Edward Hall helped develop rockets for U.S.
Published 9:00 pm Tuesday, January 17, 2006
LOS ANGELES – Col. Edward N. Hall, the U.S. Air Force’s foremost rocket expert who is widely considered the father of the Minuteman intercontinental ballistic missile program that is the core of this country’s missile defense, died Sunday. He was 91.
The solid-fuel rocket technology that he helped develop was subsequently used in most other U.S. missiles, including the Polaris, the Titan III and IV and the boosters on the space shuttle.
Early U.S. rockets were liquid fueled, typically operating on a mixture of liquid oxygen and alcohol or kerosene. But these compounds were sufficiently unstable that the rockets could not be kept fueled and ready for launch.
A solid-fuel rocket, in contrast, could be kept safely fueled and ready for launch at a moment’s notice. But early solid fuels did not generate enough power to lift a rocket into space, they had a disturbing tendency to burn through the sides of the rocket casing, and they could not be shut down once ignited.
Working with engineers at companies such as Thiokol and the Boeing Co., Hall was able to overcome these problems.
Leonard South worked with Alfred Hitchcock
HOLLYWOOD – Cinematographer Leonard J. South, the camera operator on nearly a dozen Alfred Hitchcock classics such as “North by Northwest” and “The Birds” and later the director of photography on Hitchcock’s “Family Plot,” has died.

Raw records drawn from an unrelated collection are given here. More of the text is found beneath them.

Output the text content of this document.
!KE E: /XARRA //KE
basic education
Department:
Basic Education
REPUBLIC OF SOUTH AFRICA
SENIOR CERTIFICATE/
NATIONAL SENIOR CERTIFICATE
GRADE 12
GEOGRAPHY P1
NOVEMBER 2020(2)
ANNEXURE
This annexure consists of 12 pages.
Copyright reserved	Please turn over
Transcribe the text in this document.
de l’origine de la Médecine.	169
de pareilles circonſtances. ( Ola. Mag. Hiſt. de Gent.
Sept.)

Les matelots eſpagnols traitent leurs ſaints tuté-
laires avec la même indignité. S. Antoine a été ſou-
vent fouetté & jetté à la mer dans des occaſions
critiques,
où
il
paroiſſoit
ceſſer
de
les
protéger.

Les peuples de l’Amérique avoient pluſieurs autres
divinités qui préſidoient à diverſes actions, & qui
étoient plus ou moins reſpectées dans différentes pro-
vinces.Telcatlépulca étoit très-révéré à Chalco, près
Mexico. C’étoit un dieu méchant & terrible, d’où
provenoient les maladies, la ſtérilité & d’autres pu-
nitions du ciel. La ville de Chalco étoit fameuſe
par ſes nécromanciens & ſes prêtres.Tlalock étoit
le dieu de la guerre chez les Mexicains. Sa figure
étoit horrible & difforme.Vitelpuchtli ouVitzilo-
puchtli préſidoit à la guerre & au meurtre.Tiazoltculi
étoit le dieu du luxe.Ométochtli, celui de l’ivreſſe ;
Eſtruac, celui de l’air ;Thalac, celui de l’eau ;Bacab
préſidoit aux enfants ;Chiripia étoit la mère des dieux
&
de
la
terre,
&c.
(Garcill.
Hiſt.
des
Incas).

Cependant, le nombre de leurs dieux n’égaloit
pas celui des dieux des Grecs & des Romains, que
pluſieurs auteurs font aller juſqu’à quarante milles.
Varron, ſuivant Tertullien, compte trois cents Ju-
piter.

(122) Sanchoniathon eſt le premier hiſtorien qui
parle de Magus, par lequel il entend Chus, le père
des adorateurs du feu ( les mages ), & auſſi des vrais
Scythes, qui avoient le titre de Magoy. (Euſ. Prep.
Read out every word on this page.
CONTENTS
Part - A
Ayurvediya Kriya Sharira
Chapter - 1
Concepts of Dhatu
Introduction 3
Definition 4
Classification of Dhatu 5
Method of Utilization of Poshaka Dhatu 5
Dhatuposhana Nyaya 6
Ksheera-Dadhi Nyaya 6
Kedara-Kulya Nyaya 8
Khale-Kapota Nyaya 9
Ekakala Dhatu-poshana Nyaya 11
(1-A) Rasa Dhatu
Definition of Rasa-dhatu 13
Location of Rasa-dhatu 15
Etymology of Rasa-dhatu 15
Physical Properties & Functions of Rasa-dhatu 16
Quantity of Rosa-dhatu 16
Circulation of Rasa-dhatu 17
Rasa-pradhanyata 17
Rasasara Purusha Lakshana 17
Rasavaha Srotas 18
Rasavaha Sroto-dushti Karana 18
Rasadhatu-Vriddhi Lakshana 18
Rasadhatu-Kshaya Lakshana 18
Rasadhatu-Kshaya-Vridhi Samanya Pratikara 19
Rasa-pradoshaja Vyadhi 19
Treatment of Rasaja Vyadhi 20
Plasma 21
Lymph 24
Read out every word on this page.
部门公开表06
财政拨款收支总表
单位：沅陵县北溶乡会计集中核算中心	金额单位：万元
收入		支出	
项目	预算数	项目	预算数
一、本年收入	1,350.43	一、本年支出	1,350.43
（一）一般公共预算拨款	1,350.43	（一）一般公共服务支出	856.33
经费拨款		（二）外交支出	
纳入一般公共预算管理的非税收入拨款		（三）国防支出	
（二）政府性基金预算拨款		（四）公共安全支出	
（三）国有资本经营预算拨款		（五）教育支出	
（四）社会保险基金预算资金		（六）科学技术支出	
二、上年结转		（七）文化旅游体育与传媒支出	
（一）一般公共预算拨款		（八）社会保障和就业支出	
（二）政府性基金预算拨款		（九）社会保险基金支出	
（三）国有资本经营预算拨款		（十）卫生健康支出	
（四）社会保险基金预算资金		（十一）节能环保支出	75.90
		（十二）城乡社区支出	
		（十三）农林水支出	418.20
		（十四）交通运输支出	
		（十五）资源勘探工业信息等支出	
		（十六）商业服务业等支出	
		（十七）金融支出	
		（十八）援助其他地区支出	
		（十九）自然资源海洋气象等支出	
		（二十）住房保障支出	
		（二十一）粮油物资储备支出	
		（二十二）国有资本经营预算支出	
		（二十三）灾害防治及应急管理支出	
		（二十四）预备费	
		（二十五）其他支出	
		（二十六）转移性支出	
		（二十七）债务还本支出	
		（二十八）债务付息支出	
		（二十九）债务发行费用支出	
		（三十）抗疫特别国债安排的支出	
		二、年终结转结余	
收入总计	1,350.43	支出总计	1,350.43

He was 92.
South, who had Alzheimer’s disease, died of pneumonia Jan. 6 in a care facility in Los Angeles, said his son, film editor Leonard South II.
South began his three-decade association with Hitchcock as cinematographer Robert Burks’ camera assistant on the 1951 film “Strangers on a Train.”
South, who was soon elevated to camera operator, became part of what Hitchcock biographer Donald Spoto called “the ongoing Hitchcock crew who came to know exactly what the director wanted and how to give it to him.”
“Hitch was always trying to push the limits on techniques and to be different,” South told the Los Angeles Times in 1987. “The crew and actors went along, but I tell you, those (crop-duster and bird) scenes were some of the hardest I’ve ever been involved in. They called for absolutely perfect timing in situations that were really rather scary.”